Assume a 4-ton dry matter (DM) yield per acre for the entire year of dairy-quality alfalfa hay ranging from $200 to $250 per ton baled (11 cents to 14 cents per pound DM), with half the value going to the landowner for input costs (land, taxes, seed, lime and fertilizer), and half the value credited to the buyer for harvesting, field loss and weather risk. Standing value for this alfalfa field for the entire season could range from $400 to $700 to acre.

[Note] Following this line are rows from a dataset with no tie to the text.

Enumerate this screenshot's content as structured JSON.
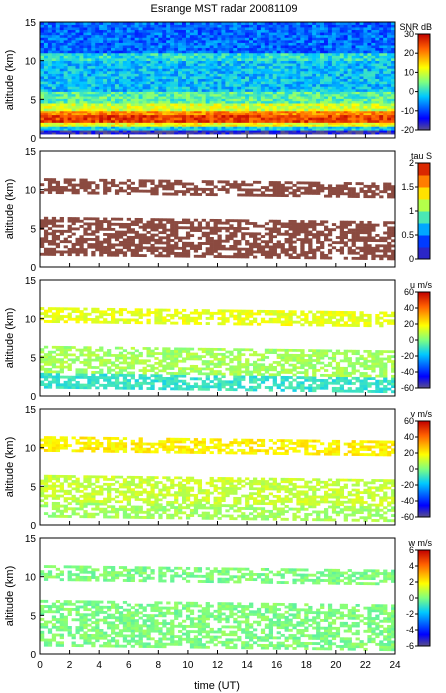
{
  "title": "Esrange MST radar 20081109",
  "xlabel": "time (UT)",
  "chart_data": [
    {
      "type": "heatmap",
      "title": "Esrange MST radar 20081109",
      "ylabel": "altitude (km)",
      "xlim": [
        0,
        24
      ],
      "ylim": [
        0,
        15
      ],
      "x_ticks": [
        "0",
        "2",
        "4",
        "6",
        "8",
        "10",
        "12",
        "14",
        "16",
        "18",
        "20",
        "22",
        "24"
      ],
      "y_ticks": [
        "0",
        "5",
        "10",
        "15"
      ],
      "colorbar": {
        "label": "SNR dB",
        "min": -20,
        "max": 30,
        "ticks": [
          "-20",
          "-10",
          "0",
          "10",
          "20",
          "30"
        ]
      },
      "layers": [
        {
          "altitude_km": [
            0.5,
            1.0
          ],
          "value": -18
        },
        {
          "altitude_km": [
            1.0,
            1.5
          ],
          "value": -2
        },
        {
          "altitude_km": [
            1.5,
            2.0
          ],
          "value": 12
        },
        {
          "altitude_km": [
            2.0,
            3.0
          ],
          "value": 25
        },
        {
          "altitude_km": [
            3.0,
            3.5
          ],
          "value": 20
        },
        {
          "altitude_km": [
            3.5,
            4.5
          ],
          "value": 10
        },
        {
          "altitude_km": [
            4.5,
            6.0
          ],
          "value": 3
        },
        {
          "altitude_km": [
            6.0,
            10.0
          ],
          "value": -3
        },
        {
          "altitude_km": [
            10.0,
            11.0
          ],
          "value": 0
        },
        {
          "altitude_km": [
            11.0,
            15.0
          ],
          "value": -8
        }
      ]
    },
    {
      "type": "heatmap",
      "ylabel": "altitude (km)",
      "xlim": [
        0,
        24
      ],
      "ylim": [
        0,
        15
      ],
      "x_ticks": [
        "0",
        "2",
        "4",
        "6",
        "8",
        "10",
        "12",
        "14",
        "16",
        "18",
        "20",
        "22",
        "24"
      ],
      "y_ticks": [
        "0",
        "5",
        "10",
        "15"
      ],
      "colorbar": {
        "label": "tau S",
        "min": 0,
        "max": 2,
        "ticks": [
          "0",
          "0.5",
          "1",
          "1.5",
          "2"
        ]
      },
      "layers": [
        {
          "altitude_km": [
            1.5,
            6.5
          ],
          "value": 2.0
        },
        {
          "altitude_km": [
            9.5,
            11.5
          ],
          "value": 2.0
        }
      ]
    },
    {
      "type": "heatmap",
      "ylabel": "altitude (km)",
      "xlim": [
        0,
        24
      ],
      "ylim": [
        0,
        15
      ],
      "x_ticks": [
        "0",
        "2",
        "4",
        "6",
        "8",
        "10",
        "12",
        "14",
        "16",
        "18",
        "20",
        "22",
        "24"
      ],
      "y_ticks": [
        "0",
        "5",
        "10",
        "15"
      ],
      "colorbar": {
        "label": "u m/s",
        "min": -60,
        "max": 60,
        "ticks": [
          "-60",
          "-40",
          "-20",
          "0",
          "20",
          "40",
          "60"
        ]
      },
      "layers": [
        {
          "altitude_km": [
            1.0,
            3.0
          ],
          "value": -10
        },
        {
          "altitude_km": [
            3.0,
            6.5
          ],
          "value": 5
        },
        {
          "altitude_km": [
            9.5,
            11.5
          ],
          "value": 15
        }
      ]
    },
    {
      "type": "heatmap",
      "ylabel": "altitude (km)",
      "xlim": [
        0,
        24
      ],
      "ylim": [
        0,
        15
      ],
      "x_ticks": [
        "0",
        "2",
        "4",
        "6",
        "8",
        "10",
        "12",
        "14",
        "16",
        "18",
        "20",
        "22",
        "24"
      ],
      "y_ticks": [
        "0",
        "5",
        "10",
        "15"
      ],
      "colorbar": {
        "label": "v m/s",
        "min": -60,
        "max": 60,
        "ticks": [
          "-60",
          "-40",
          "-20",
          "0",
          "20",
          "40",
          "60"
        ]
      },
      "layers": [
        {
          "altitude_km": [
            1.0,
            3.0
          ],
          "value": 5
        },
        {
          "altitude_km": [
            3.0,
            6.5
          ],
          "value": 10
        },
        {
          "altitude_km": [
            9.5,
            11.5
          ],
          "value": 20
        }
      ]
    },
    {
      "type": "heatmap",
      "ylabel": "altitude (km)",
      "xlim": [
        0,
        24
      ],
      "ylim": [
        0,
        15
      ],
      "x_ticks": [
        "0",
        "2",
        "4",
        "6",
        "8",
        "10",
        "12",
        "14",
        "16",
        "18",
        "20",
        "22",
        "24"
      ],
      "y_ticks": [
        "0",
        "5",
        "10",
        "15"
      ],
      "colorbar": {
        "label": "w m/s",
        "min": -6,
        "max": 6,
        "ticks": [
          "-6",
          "-4",
          "-2",
          "0",
          "2",
          "4",
          "6"
        ]
      },
      "layers": [
        {
          "altitude_km": [
            1.0,
            7.0
          ],
          "value": 0
        },
        {
          "altitude_km": [
            9.5,
            11.5
          ],
          "value": 0
        }
      ]
    }
  ]
}
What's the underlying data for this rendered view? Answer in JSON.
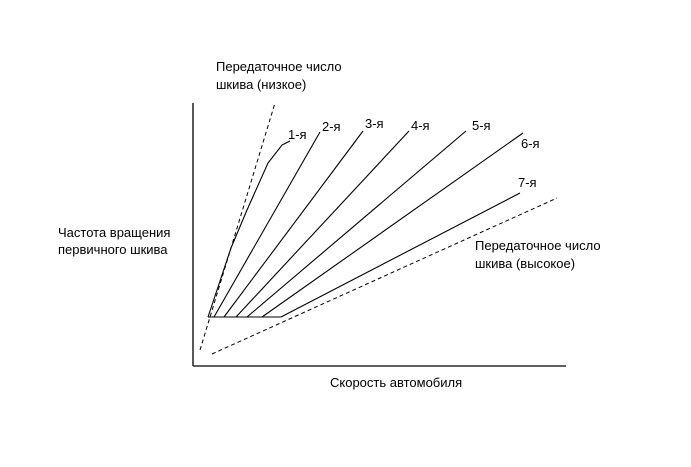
{
  "chart_data": {
    "type": "line",
    "xlabel": "Скорость автомобиля",
    "ylabel_lines": [
      "Частота вращения",
      "первичного шкива"
    ],
    "limits": {
      "low": {
        "label_lines": [
          "Передаточное число",
          "шкива (низкое)"
        ],
        "style": "dashed"
      },
      "high": {
        "label_lines": [
          "Передаточное число",
          "шкива (высокое)"
        ],
        "style": "dashed"
      }
    },
    "series": [
      {
        "name": "1-я"
      },
      {
        "name": "2-я"
      },
      {
        "name": "3-я"
      },
      {
        "name": "4-я"
      },
      {
        "name": "5-я"
      },
      {
        "name": "6-я"
      },
      {
        "name": "7-я"
      }
    ]
  }
}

Using a three-cut (40%, 30%, 30%) or four-cut (35%, 25%, 20%, 20%) harvest schedule, the following price range (rounded to the nearest $5) may offer a starting point for buyers and sellers negotiating the purchase or sale of good-quality standing alfalfa in 2019:
1st: $175 to $280 per acre
2nd: $130 to $210 per acre
3rd: $130 to $210 per acre
1st: $155 to $245 per acre
2nd: $110 to $175 per acre
3rd: $90 to $140 per acre
4th: $90 to $140 per acre
To help buyers and sellers better evaluate their own purchase or sale of standing hay, Greg Blonde, Extension agriculture agent in Waupaca County, Wis., suggests his free mobile app with easy access to current baled hay market information, and calculates standing value per acre for each cutting based on the farmer’s yield and harvest costs. The app is free and can be downloaded on both Android and Apple mobile devices through Google Play or the Apple Store (search for “hay pricing”). A short online YouTube step-by-step tutorial video for running the mobile app is available.